Saddam Hussein was very concerned about the threat from Iran. Whether or not he actually had weapons of mass destruction is irrelevant now. Iran believed the Iraqi bluff. So did Saudi Arabia, Kuwait and the rest of the Gulf states. Indeed, the world bought into it.

It achieved the deterrent effect it was supposed to achieve, until the United States called the bluff.

I do not share Merchant’s sympathy for the Islamic terrorists he calls “ordinary people.” Ordinary people do not fly passenger jets into the World Trade Center, nor do they strap bombs to themselves and detonate them in crowded restaurants.

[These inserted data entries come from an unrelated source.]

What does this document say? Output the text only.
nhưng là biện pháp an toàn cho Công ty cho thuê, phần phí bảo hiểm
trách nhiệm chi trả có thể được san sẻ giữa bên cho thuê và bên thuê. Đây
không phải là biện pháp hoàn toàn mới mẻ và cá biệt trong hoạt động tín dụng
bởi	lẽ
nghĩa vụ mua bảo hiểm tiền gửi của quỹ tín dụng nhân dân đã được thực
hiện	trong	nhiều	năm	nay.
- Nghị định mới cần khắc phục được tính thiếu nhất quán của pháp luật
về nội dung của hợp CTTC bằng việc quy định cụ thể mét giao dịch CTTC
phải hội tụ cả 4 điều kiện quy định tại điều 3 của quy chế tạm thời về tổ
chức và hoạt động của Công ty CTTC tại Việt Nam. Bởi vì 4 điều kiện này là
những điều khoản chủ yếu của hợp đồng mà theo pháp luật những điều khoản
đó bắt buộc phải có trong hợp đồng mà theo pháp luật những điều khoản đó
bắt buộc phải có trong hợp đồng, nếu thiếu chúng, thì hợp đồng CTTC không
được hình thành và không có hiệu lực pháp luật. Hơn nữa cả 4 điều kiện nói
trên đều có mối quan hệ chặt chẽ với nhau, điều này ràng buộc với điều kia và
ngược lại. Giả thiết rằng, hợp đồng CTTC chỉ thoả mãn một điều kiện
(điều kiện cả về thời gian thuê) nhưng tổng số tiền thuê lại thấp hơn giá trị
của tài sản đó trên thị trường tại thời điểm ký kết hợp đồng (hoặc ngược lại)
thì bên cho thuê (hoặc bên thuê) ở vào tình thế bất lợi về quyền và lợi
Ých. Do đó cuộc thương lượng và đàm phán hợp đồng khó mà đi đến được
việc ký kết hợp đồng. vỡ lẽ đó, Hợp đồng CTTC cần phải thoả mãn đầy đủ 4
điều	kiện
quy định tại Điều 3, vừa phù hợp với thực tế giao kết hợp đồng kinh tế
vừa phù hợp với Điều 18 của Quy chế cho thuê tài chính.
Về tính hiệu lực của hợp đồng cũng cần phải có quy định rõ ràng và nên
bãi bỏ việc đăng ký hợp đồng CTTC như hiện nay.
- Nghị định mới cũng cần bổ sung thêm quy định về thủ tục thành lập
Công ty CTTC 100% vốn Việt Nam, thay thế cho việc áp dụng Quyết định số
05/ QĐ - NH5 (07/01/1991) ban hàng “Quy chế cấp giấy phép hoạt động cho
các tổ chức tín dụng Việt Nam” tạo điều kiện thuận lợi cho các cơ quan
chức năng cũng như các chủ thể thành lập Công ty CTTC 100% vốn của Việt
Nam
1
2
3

Merchant wants us to believe terrorists are in Iraq because of our war on terrorism. That is not completely true. The terrorists use funds and trained advisers from Iran, improvised explosive devices from Iran and Syria and rocket launchers and rifles whose origins are Iran.

Never mind the bloodthirsty imams who condone death and violence and call for the conversion or termination of infidels.

Show me an Islamic Gandhi, an Islamic Martin Luther King. Those men did take ordinary people and achieved the extraordinary. Check your IEDs and AK-47s at the door. Islam needs to change its policy of death to a way of peace through nonviolence.